Second, the precise details of the NDP’s policy mix are much less important than the party’s approach to mobilizing an electorate than can act as an anchor for the progressive policies the party is trying to introduce. And here there are some striking trends that every left activist should be aware of. The most important finding from comparative research on social democracy is that the relative degree of working-class engagement with politics is a crucial determinant of achieving and sustaining left policy goals. Essentially, the more working-class people vote, the better the welfare state. That’s the good news. The bad news is that the trends in voter turnout over the past 50 years have seen a precipitous decline in working-class participation. All parties have converged on the middle-class as the lowest hanging electoral fruit because they are generally already motivated to vote. Rebuilding mass working-class participation is possible, but it will require genuinely new approaches to mobilization. One way is to utilize representation as an information shortcut by running more working-class candidates for office. Again, comparative studies of social democracy show that working-class politicians attract higher levels of working-class voter participation. As an added bonus, research also suggests that such candidates typically remain more loyal to policies that benefit working people. However, current levels of working-class representation in Western countries are at all time low—just two percent on average. In Canada this was only interrupted when the NDP became the official opposition in 2011, pushing the percentage up to six percent, largely because the party ran so many union-affiliated candidates.

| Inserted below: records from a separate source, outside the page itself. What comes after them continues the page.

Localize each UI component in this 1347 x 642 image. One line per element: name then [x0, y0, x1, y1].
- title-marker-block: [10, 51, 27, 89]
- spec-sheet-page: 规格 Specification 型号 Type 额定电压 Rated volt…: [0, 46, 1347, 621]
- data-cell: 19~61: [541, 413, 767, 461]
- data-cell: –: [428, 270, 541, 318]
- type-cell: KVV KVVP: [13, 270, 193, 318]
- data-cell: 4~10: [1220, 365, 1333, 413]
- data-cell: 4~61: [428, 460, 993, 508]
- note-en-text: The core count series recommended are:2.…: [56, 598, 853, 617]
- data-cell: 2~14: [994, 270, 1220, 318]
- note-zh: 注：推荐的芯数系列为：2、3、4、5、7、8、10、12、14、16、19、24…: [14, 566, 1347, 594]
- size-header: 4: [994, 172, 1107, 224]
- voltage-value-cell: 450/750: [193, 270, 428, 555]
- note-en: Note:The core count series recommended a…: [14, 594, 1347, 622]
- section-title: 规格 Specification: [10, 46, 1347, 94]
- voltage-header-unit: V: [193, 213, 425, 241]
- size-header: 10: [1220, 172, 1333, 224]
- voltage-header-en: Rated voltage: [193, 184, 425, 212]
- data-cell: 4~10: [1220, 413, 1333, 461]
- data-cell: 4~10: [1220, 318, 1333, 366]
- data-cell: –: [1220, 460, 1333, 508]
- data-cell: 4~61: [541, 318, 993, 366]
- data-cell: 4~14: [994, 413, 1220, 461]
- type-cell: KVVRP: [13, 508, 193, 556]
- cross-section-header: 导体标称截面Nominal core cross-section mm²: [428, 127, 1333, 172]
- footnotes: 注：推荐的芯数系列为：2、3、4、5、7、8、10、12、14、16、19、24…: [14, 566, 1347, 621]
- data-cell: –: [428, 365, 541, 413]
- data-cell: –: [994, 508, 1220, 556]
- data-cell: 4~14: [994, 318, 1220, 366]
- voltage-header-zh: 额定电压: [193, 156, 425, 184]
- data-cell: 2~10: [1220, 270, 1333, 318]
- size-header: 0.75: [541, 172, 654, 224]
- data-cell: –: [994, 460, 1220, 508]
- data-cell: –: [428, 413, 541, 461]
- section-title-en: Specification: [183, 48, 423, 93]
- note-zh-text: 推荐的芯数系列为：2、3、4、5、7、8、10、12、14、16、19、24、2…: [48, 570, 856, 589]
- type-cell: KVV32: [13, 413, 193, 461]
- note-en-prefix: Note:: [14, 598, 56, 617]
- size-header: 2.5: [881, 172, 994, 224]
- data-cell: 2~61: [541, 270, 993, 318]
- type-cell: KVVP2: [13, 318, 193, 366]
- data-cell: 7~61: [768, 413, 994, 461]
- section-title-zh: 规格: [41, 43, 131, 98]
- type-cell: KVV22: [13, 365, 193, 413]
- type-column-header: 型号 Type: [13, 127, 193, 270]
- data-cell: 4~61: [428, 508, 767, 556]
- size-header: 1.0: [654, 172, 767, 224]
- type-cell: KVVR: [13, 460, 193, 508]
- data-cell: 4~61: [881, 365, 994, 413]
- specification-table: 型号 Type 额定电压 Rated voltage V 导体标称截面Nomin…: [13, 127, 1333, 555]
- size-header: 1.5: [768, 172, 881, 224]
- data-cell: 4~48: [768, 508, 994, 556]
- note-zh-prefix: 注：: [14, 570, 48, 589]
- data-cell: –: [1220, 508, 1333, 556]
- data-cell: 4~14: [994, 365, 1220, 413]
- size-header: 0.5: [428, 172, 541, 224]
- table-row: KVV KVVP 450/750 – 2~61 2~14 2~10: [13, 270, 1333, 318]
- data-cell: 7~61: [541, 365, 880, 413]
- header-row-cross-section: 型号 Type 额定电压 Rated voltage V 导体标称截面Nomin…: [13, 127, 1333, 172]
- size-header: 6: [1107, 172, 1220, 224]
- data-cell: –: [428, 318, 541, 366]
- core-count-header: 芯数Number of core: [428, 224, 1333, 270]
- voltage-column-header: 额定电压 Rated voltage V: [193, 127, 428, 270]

Avi Lewis seems like an affable guy. He is full of ideas and his heart is in the right place. But leadership is much more than a winning personality and the right mix of policies. It requires a deft analysis of how to apply organizational resources to an unpredictable flow of events in real time. Until recently, roughly a fifth of Canadian voters have been prepared to support the NDP regardless of leadership style. Despite what the unusual 2025 election results might suggest, many of them are still out there. I am not convinced Lewis represents a dire threat to the NDP’s existence. On the other hand, if his leadership is going to launch a populist revival of NDP fortunes it is going to take more than smithing the party’s policy mix. Only by figuring out how to mobilize a working-class base that could anchor his good ideas against the usual storm of well-financed opposition might change that equation.
Dennis Pilon is chair and a professor in the Department of Politics at York University and a former member of the CD collective.